Jesus finally finishes the Sermon on the Mount and comes down, where millions of new converts are waiting to greet him. And here's the part where being famous starts to become a pain in the ass. The first person to approach him is a leper, who asks him to heal his illness. Jesus touches him, and he's cured. Next, a Roman centurion has a story about a sick slave. Jesus amiably agrees to go home with him, but the centurion is too embarrassed to admit that his house is a mess and he has no idea where the slave keeps the coffee, so he insists it's enough for Jesus to say the slave is healed.
Now, Jesus, the guy who was supposedly all about brotherhood and equality, doesn't pause here to tell the guy to set his slave free. Oh no, he's got plenty of time to tell us about how Jews are going to hell, but no space to condemn slavery.
Next up is Peter's mother-in-law. According to his Wikipedia page, Peter was the first pope, so I don't know how they reconcile that one. Anyway, she has a fever, and Jesus heals her. Then he sets about exorcising a number of anonymous demons.
All the while, he's collecting more and more followers. Some of them have personal difficulties, like one who says he needs to go home for a bit to tend to his sick father. Jesus is less sympathetic than you might expect: Follow me; and let the dead bury their dead (v. 22).
Somewhat later, Jesus and his disciples go on a cruise. One night, either due to bad weather or bad seafood, the ship starts pitching back and forth. The disciples get scared, so they go to Jesus, who is grouchy at them for waking him up, then calms the sea down.

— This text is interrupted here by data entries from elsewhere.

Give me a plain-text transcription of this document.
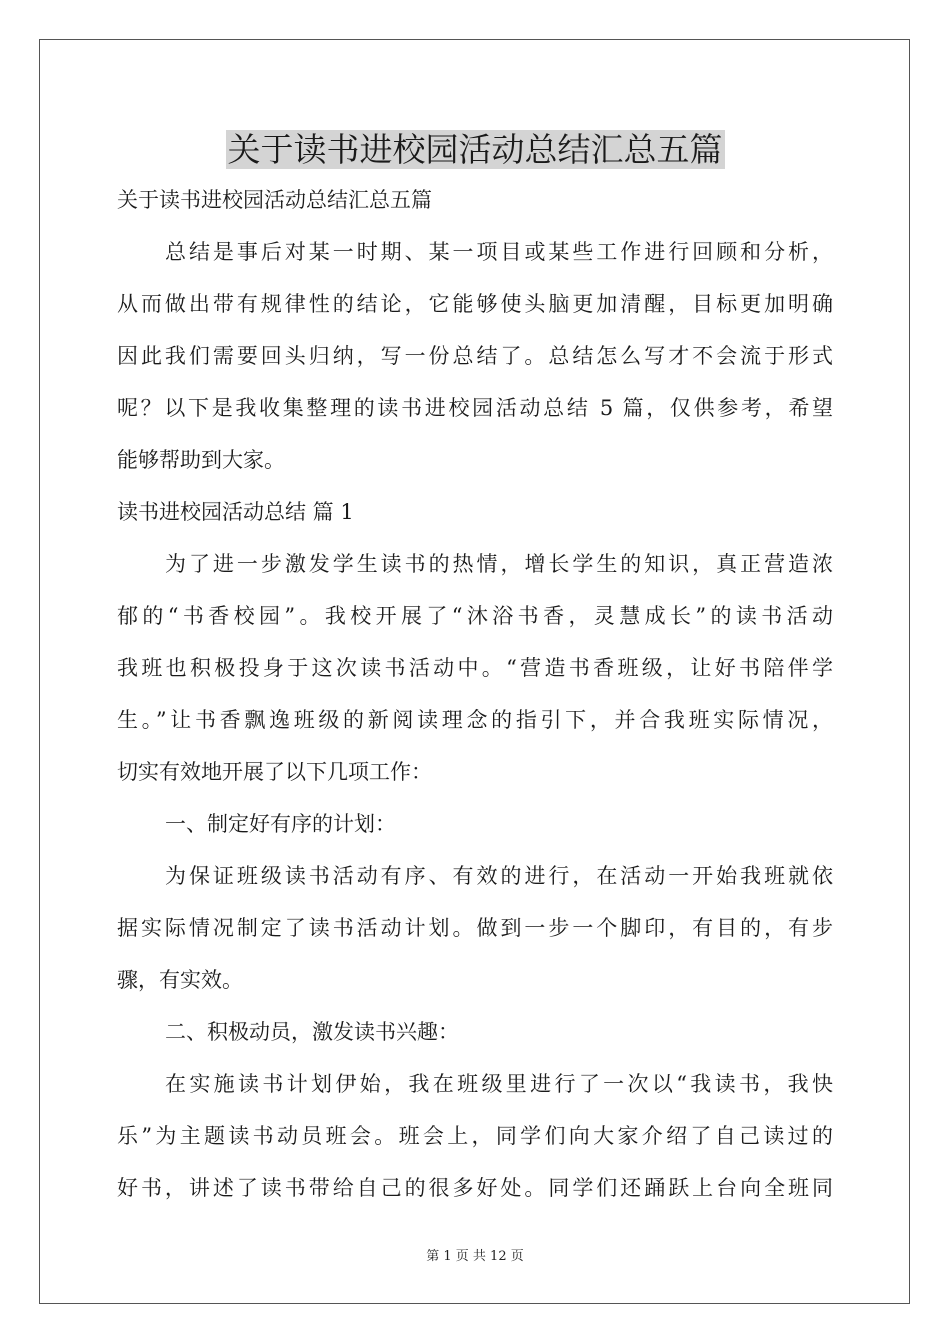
关于读书进校园活动总结汇总五篇

关于读书进校园活动总结汇总五篇

总结是事后对某一时期、某一项目或某些工作进行回顾和分析，

从而做出带有规律性的结论，它能够使头脑更加清醒，目标更加明确

因此我们需要回头归纳，写一份总结了。总结怎么写才不会流于形式

呢？以下是我收集整理的读书进校园活动总结 5 篇，仅供参考，希望

能够帮助到大家。

读书进校园活动总结 篇 1

为了进一步激发学生读书的热情，增长学生的知识，真正营造浓

郁的“书香校园”。我校开展了“沐浴书香，灵慧成长”的读书活动

我班也积极投身于这次读书活动中。“营造书香班级，让好书陪伴学

生。”让书香飘逸班级的新阅读理念的指引下，并合我班实际情况，

切实有效地开展了以下几项工作：

一、制定好有序的计划：

为保证班级读书活动有序、有效的进行，在活动一开始我班就依

据实际情况制定了读书活动计划。做到一步一个脚印，有目的，有步

骤，有实效。

二、积极动员，激发读书兴趣：

在实施读书计划伊始，我在班级里进行了一次以“我读书，我快

乐”为主题读书动员班会。班会上，同学们向大家介绍了自己读过的

好书，讲述了读书带给自己的很多好处。同学们还踊跃上台向全班同

第 1 页 共 12 页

They were on their way to a place called Gergesenes, where two men have been possessed by devils. They taunt him, and tell him to cast them into a nearby herd of swine. So Jesus does, then he makes the whole herd jump off a cliff into the sea. The swineherds flee to the city to tell their story, then the residents ask Jesus & co. to leave and really, who can blame them? No bacon for them all winter now.